Men looked at their enemy, yes, but sometimes they turned around and paddled like mad.

It made no difference. The sea was sliding and then, suddenly, was dancing again, like the water in the lagoon. Mau, trying to think straight, fought to get the canoe under control.

He’d get back. Of course he would. He could see the picture in his head, small and clear. He turned it around, savoring the taste of it.

Everyone would be there. Everyone. There could be no exceptions. Old, sick men would prefer to die on mats at the water’s edge rather than not be there; women would give birth there if they had to, while watching for the homecoming canoe. It was unthinkable to miss the arrival of a new man. That would bring down terrible bad luck on the whole Nation.

His father would be watching for him at the edge of the reef, and they’d bring the canoe up the beach, and his uncles would come running, and the new young men would rush to congratulate him, and the boys he’d left behind would be envious, and his mother and the other women would start on the feast, and there would be the… thing with the sharp knife, where you didn’t scream, and then… there would be everything.

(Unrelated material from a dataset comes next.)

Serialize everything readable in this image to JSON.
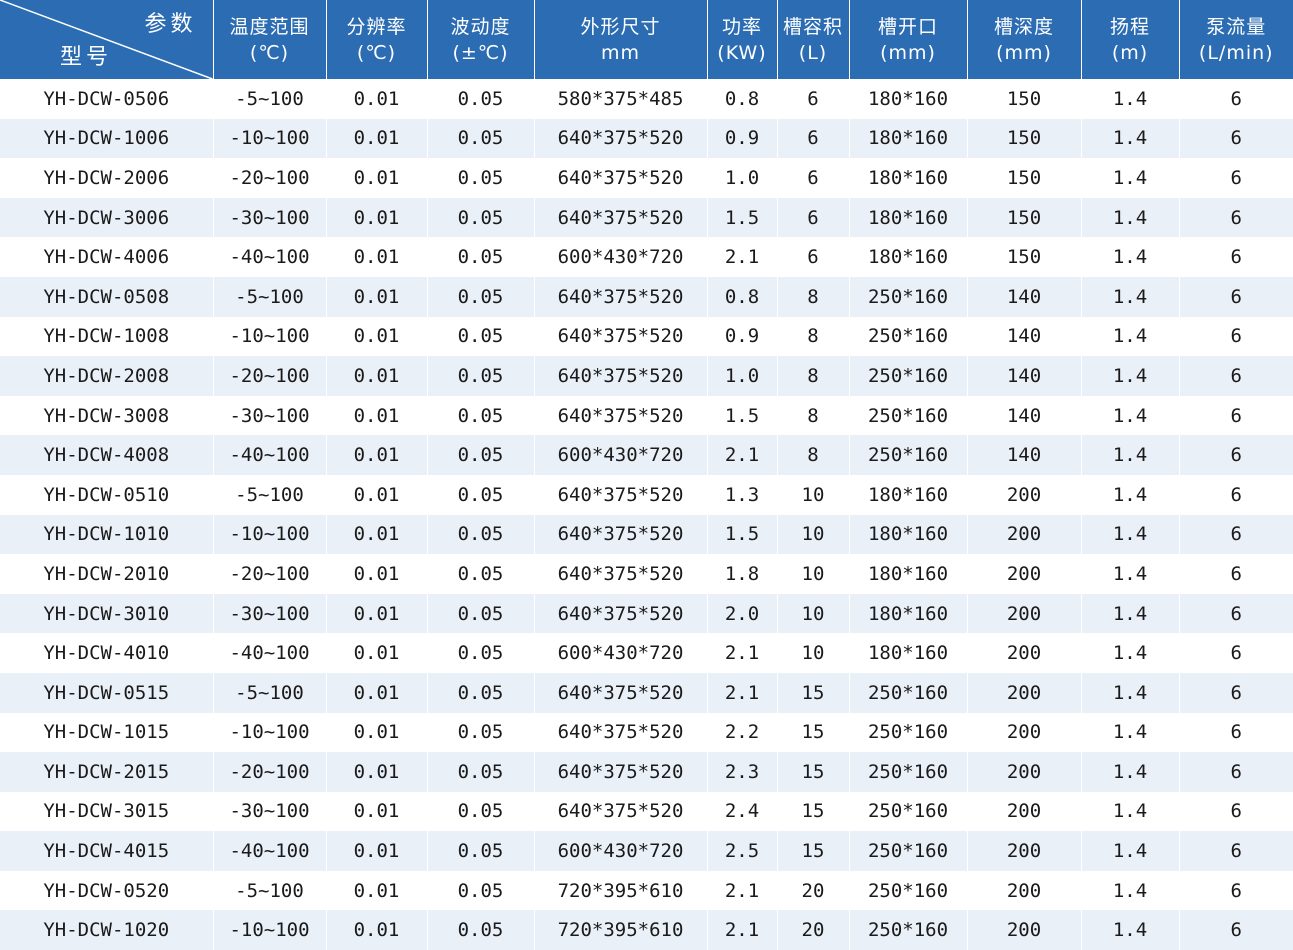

And if he could just hold it in his mind, then it would be so. There was a shining silver thread connecting him to that future. It would work like a god anchor, which stopped the gods from wandering away.

Gods, that was it! This was coming from the Gods’ Island. It was over the horizon and you couldn’t see it even from here, but the old men said it had roared, back in the long ago, and there had been rough water and a lot of smoke and thunder because the Fire god was angry. Maybe he’d gotten angry again.

The cloud was reaching up to the top of the sky, but there was something new down at sea level. It was a dark gray line, getting bigger. A wave? Well, he knew about waves. You attacked them before they attacked you. He’d learned how to play with them. Don’t let them tumble you. Use them. Waves were easy.